As I said I reject all religion so this is not me picking out one religion. Armstrong comments that since the 9/11 attacks on New York there has been an increase in unconscious prejudice towards Islam, this is true but at the end of the day every Muslim has to be blamed for this. I will tell you why, it’s because there is a sense that fundamentalist are the ones to blame, this is not the case. It is the moderate believers that are the origins for fundamentalists, if there were not moderates then there would be no fundamentalists. Most holy books are bases of violence that is how they have survived all this time, it’s the moderate approach that allows for the immoderate to use the process. Let’s go back to the idea of religion being used for political means and the case of the cleric stopping the polio vaccine. If we assume that this was just a political move, how did the cleric get support and power to perform these political acts? The answer can only be that religion, even those that of moderate religion supported this cleric because they thought the cleric being closer to God & performing his will and the respect that religion teaches about its own religious teachers. If those two things were not in place the power of one man would have been significantly reduced. Moderate religious people cause more harm than fundamentalists do, that is true across all Abrahamic religions. Look at priests and there abuse of children within the Catholic Church, they were able to do this because people gave priests the power and in turn disempowered themselves & their children. So while I accept that most religious people can be kind and the situation is far more complex than I’m presenting here, my perceptions are valid.

The west has always been Islamophobic, still at least in the UK people have been religion’o’phobic for a long while.

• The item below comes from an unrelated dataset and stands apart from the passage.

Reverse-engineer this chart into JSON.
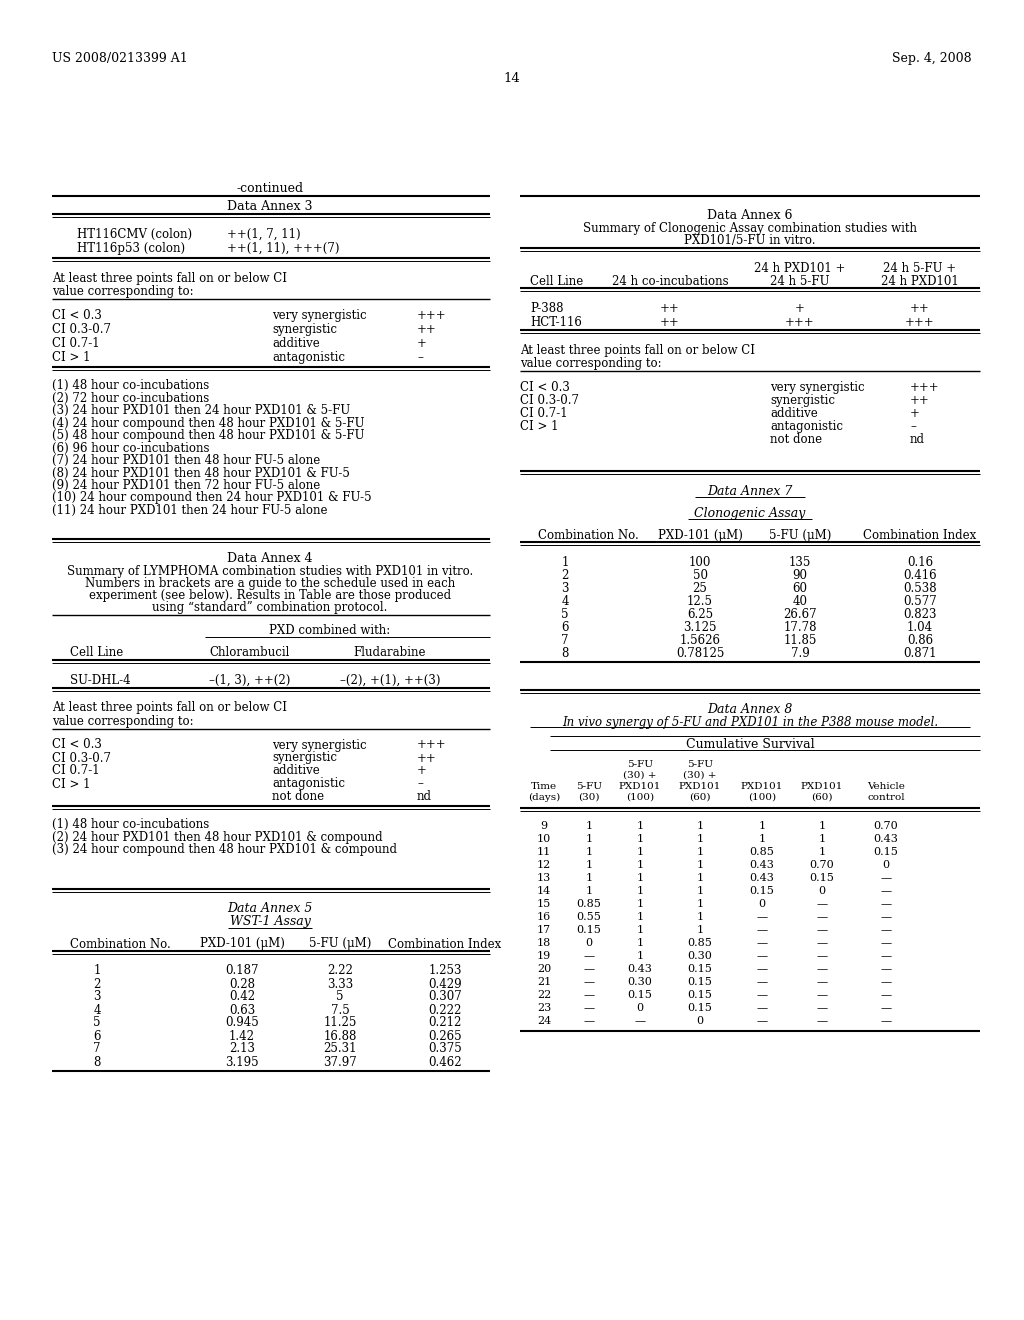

Consider the difference between George Bush and Tony Blair, George Bush has tried to move away from religious wars against people to just wars against evil regimes. Religious statements have tip toed into Bush’s comments quite often. Tony Blair had to wait until he left office until he came out about his conversion to Catholicism, the British are suspect of religion and so they should be. Still for the average person on the street in the UK after the recent London suicide bombings they are more phobic than perhaps they were before because all they see is the death Islam can cause. This might be a natural reaction, even if it is not a correct one and it will repair itself with time. If you were to ask me I am more scared if Islamic countries or the USA on the bases of its religious intent directing its action, I would have to be honest and say I am more scared of the Christian USA than any Islamic countries. Both however, are justifiable as violent religions. I don’t agree with Armstrong on many things.